Earlier this week we were both feeling election withdrawal. By Monday the adrenaline wore off and the celebrations around the world simmered down. The 24/7 election coverage was done even though the news coverage continues. It just felt like we were part of something that connected the entire world and then it was over. Back to being distant. Disconnected. Apart. Historically I haven't been the most social person which translates into a smaller social group of people to reach out to right now and I find that I'm missing the connection. I miss having meaningful social interactions.

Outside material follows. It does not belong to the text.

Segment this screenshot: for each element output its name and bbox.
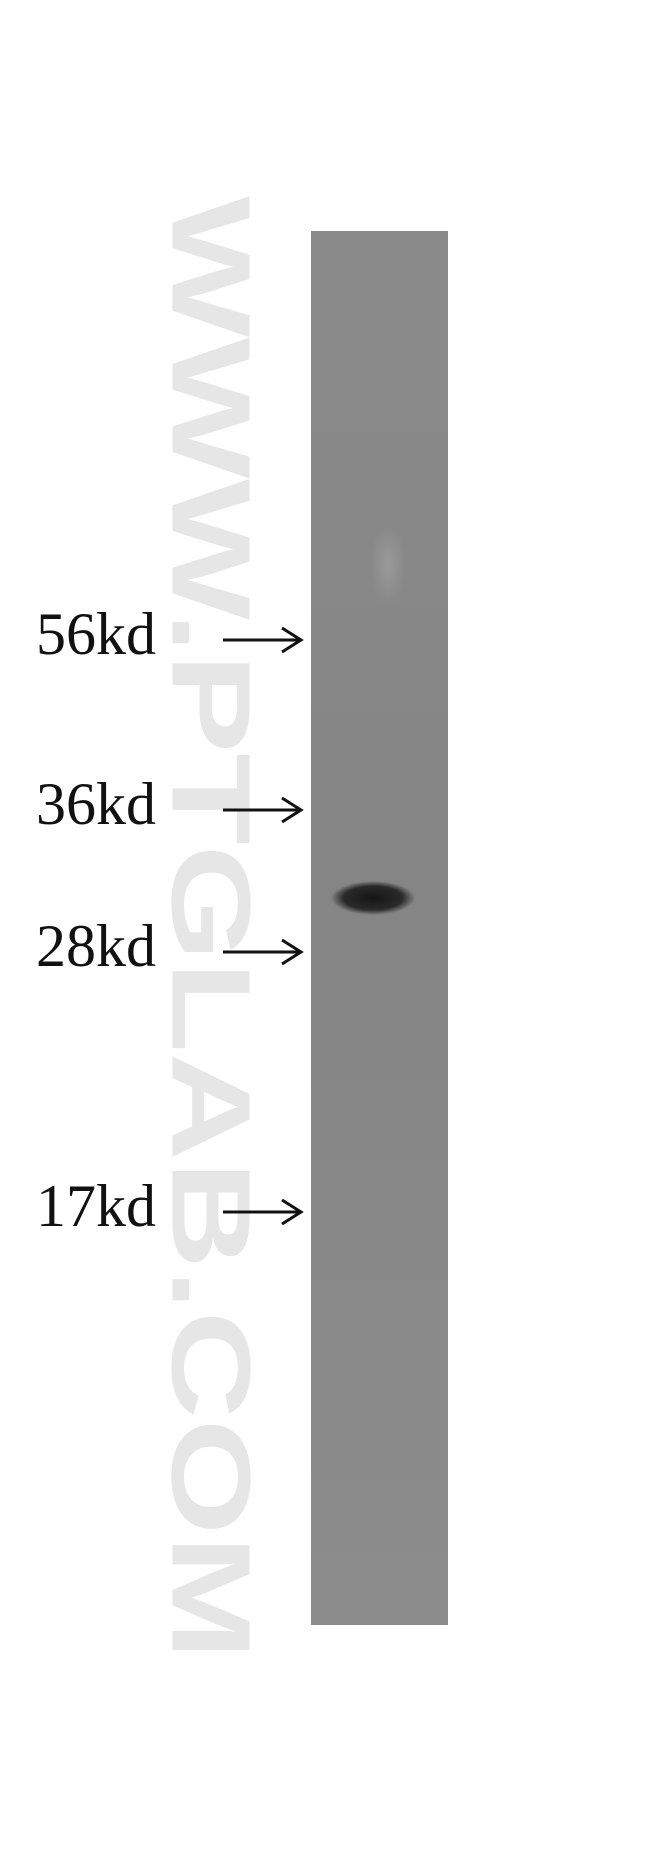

On the flip side of all this anxiety and looming depression on the far other side of the spectrum is baby boy. He's learning new words, coming up with fun tricks, exploring and tasting everything, and is just fun to be around. I miss him when we're not together and love coming home to his delighted squeals. In a million years I never would have thought I'd enjoy being home with the baby as much as I am enjoying it. If we were in a place financially where I could be home for the next few years I would do it. We're tag-teaming between us while both working full time and it's challenging and exhausting but so worth it. We're getting to enjoy him and watch him grow every day. He is such a blessing among all this poo.

I've started getting asked when our boy will become a big brother. Not unexpected. Even though it did not at all factor into our decision to keep him home, we're saving a lot on daycare since he's home. Once he turns two the cost decreases by 30% because the ratios are different by that age. I used up all my accrued time off for the last maternity leave so I'd likely have to take an unpaid time off. Maybe by the time this is relevant we'll have universal paid parental leave and affordable childcare options due to the new leadership. Regardless, it's on my mind. I'm not conflicted about it, I'm just dragging my feet because it requires so much mental energy that I don't have. I want to lose weight. I want to figure out what's going on with the liver thing. I want them to figure out what's happening with this virus. I want to try to get to a new job, stabilize our income, and get back into somewhat normal life. On the other hand.... tick tock. No one is getting younger and there's no guarantee about anything or how long it will take. So it's on my mind but I don't have it figured out yet.

Hope you and your loved ones are staying healthy and safe.

1 comment:

  1. Thank you for writing. It connects me to a real world outside a confined isolation. You are really doing very well in a tough situation. Am glad you are able to share the parenting with your husband and your son can be home, is less exposed and is thriving. His world is doing great.